In contrast, omega-3 fatty acids, found in fatty fish such as salmon and mackerel and in a few other foods including flaxseed and walnuts, are believed to have a protective effect against colon cancer. However, even then it is wise to limit the total intake of fat to approximately 20% because all dietary fat stimulates the production of bile which may be converted into apcholic acid, a proven carcinogen, if a lot of fat stagnates in the large intestine for too long.
#3: Ensure a Sufficient Intake of Vitamin D
According to one study, a daily intake of 645 IUs of vitamin D could reduce the risk of dangerous colon polyps by a third. The beneficial effect of vitamin D on colon polyps is based on the vitamin's ability to control proliferation of cells that might be multiplying too quickly. In addition, vitamin D promotes the absorption of calcium, another nutrient that has been shown to protect against polyps in the intestine. The best sources of vitamin D include liver, egg yolks, fish, and vitamin-D fortified milk products. The body can also make vitamin D when it is exposed to sunlight.
#4: Maintain a Diet with an Appropriate Calcium-to-Magnesium Ratio
Calcium is known for its role in supporting strong bones and teeth, but in recent years calcium has also been heralded for its potentially protective effects against intestinal polyps. One study found that calcium reduced the risk of all intestinal polyps by 14 percent and advanced polyps by 35 percent. The same study suggested that in order to maximize the benefits of calcium a minimum intake of 1,200 mg of the mineral might be necessary. This level of calcium is also recommended for healthy bones. However, calcium appears to be effective against colon polyps only in the presence of sufficient magnesium levels. A calcium-to-magnesium ratio of 2:1 is often advised; however, individual differences can greatly alter the ideal ratio. Furthermore, to get the most out of calcium's health benefits, combine calcium rich foods with foods high in vitamin D (vitamin D promotes the absorption of calcium from food in the intestines).

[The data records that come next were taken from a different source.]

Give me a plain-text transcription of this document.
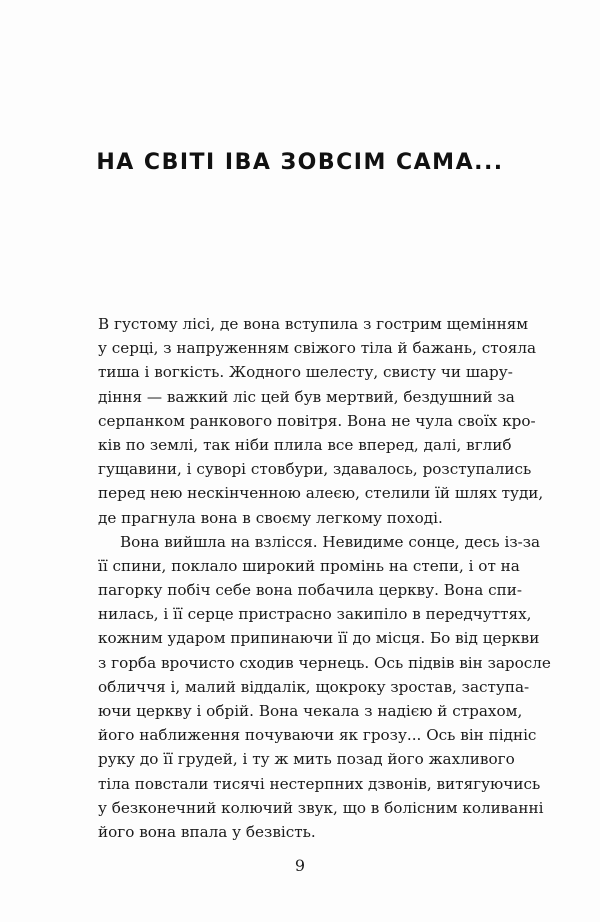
НА СВІТІ ІВА ЗОВСІМ САМА...
В густому лісі, де вона вступила з гострим щемінням
у серці, з напруженням свіжого тіла й бажань, стояла
тиша і вогкість. Жодного шелесту, свисту чи шару-
діння — важкий ліс цей був мертвий, бездушний за
серпанком ранкового повітря. Вона не чула своїх кро-
ків по землі, так ніби плила все вперед, далі, вглиб
гущавини, і суворі стовбури, здавалось, розступались
перед нею нескінченною алеєю, стелили їй шлях туди,
де прагнула вона в своєму легкому поході.
Вона вийшла на взлісся. Невидиме сонце, десь із-за
її спини, поклало широкий промінь на степи, і от на
пагорку побіч себе вона побачила церкву. Вона спи-
нилась, і її серце пристрасно закипіло в передчуттях,
кожним ударом припинаючи її до місця. Бо від церкви
з горба врочисто сходив чернець. Ось підвів він заросле
обличчя і, малий віддалік, щокроку зростав, заступа-
ючи церкву і обрій. Вона чекала з надією й страхом,
його наближення почуваючи як грозу... Ось він підніс
руку до її грудей, і ту ж мить позад його жахливого
тіла повстали тисячі нестерпних дзвонів, витягуючись
у безконечний колючий звук, що в болісним коливанні
його вона впала у безвість.
9
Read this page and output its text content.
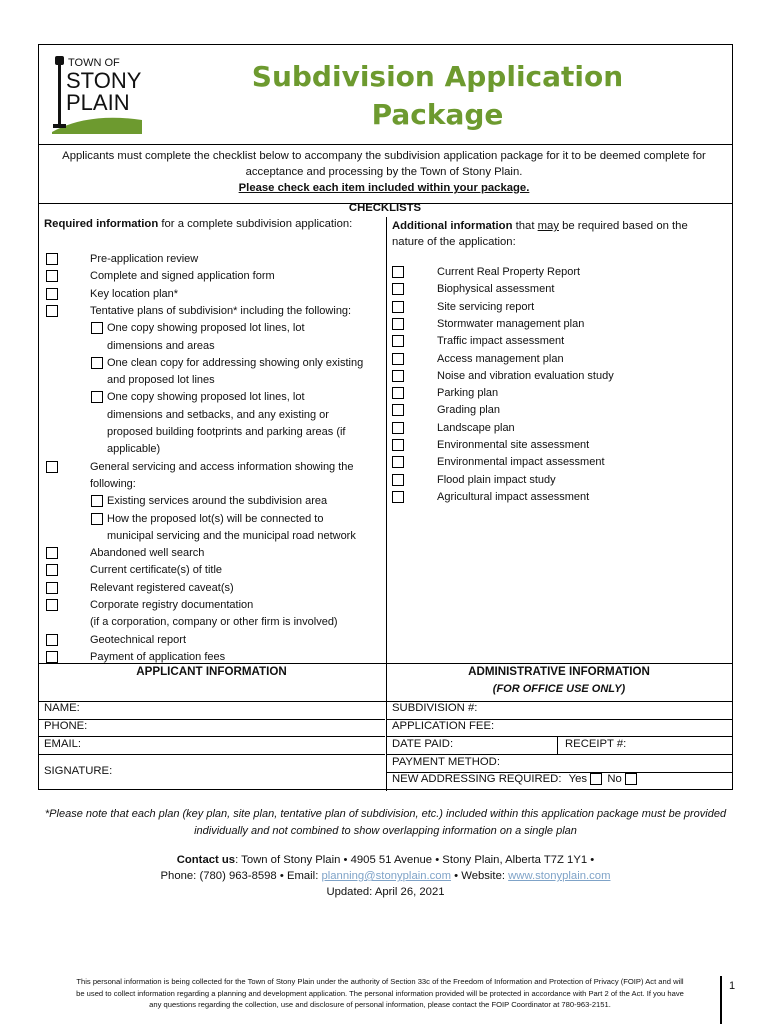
TOWN OF
STONY
PLAIN
Subdivision Application
Package
Applicants must complete the checklist below to accompany the subdivision application package for it to be deemed complete for
acceptance and processing by the Town of Stony Plain.
Please check each item included within your package.
CHECKLISTS
Required information for a complete subdivision application:	Additional information that may be required based on the nature of the application:
Pre-application review
Complete and signed application form
Key location plan*
Tentative plans of subdivision* including the following:
One copy showing proposed lot lines, lot
dimensions and areas
One clean copy for addressing showing only existing
and proposed lot lines
One copy showing proposed lot lines, lot
dimensions and setbacks, and any existing or
proposed building footprints and parking areas (if
applicable)
General servicing and access information showing the
following:
Existing services around the subdivision area
How the proposed lot(s) will be connected to
municipal servicing and the municipal road network
Abandoned well search
Current certificate(s) of title
Relevant registered caveat(s)
Corporate registry documentation
(if a corporation, company or other firm is involved)
Geotechnical report
Payment of application fees
Current Real Property Report
Biophysical assessment
Site servicing report
Stormwater management plan
Traffic impact assessment
Access management plan
Noise and vibration evaluation study
Parking plan
Grading plan
Landscape plan
Environmental site assessment
Environmental impact assessment
Flood plain impact study
Agricultural impact assessment
APPLICANT INFORMATION
NAME:
PHONE:
EMAIL:
SIGNATURE:
ADMINISTRATIVE INFORMATION
(FOR OFFICE USE ONLY)
SUBDIVISION #:
APPLICATION FEE:
DATE PAID:	RECEIPT #:
PAYMENT METHOD:
NEW ADDRESSING REQUIRED: Yes No
*Please note that each plan (key plan, site plan, tentative plan of subdivision, etc.) included within this application package must be provided
individually and not combined to show overlapping information on a single plan
Contact us: Town of Stony Plain • 4905 51 Avenue • Stony Plain, Alberta T7Z 1Y1 •
Phone: (780) 963-8598 • Email: planning@stonyplain.com • Website: www.stonyplain.com
Updated: April 26, 2021
This personal information is being collected for the Town of Stony Plain under the authority of Section 33c of the Freedom of Information and Protection of Privacy (FOIP) Act and will
be used to collect information regarding a planning and development application. The personal information provided will be protected in accordance with Part 2 of the Act. If you have
any questions regarding the collection, use and disclosure of personal information, please contact the FOIP Coordinator at 780-963-2151.
1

#5: Eat Foods That Contain Sulphoraphane
Sulforaphane is a compound that is formed when broccoli, Brussels sprouts, and other cruciferous vegetables are chewed or chopped. In one animal study, researchers found that sulforaphane protected animals' intestines from polyps. Not only did sulforaphane slow the growth of polyps, it was also able to induce self-destruction of the harmful cells (a process known as "apoptosis").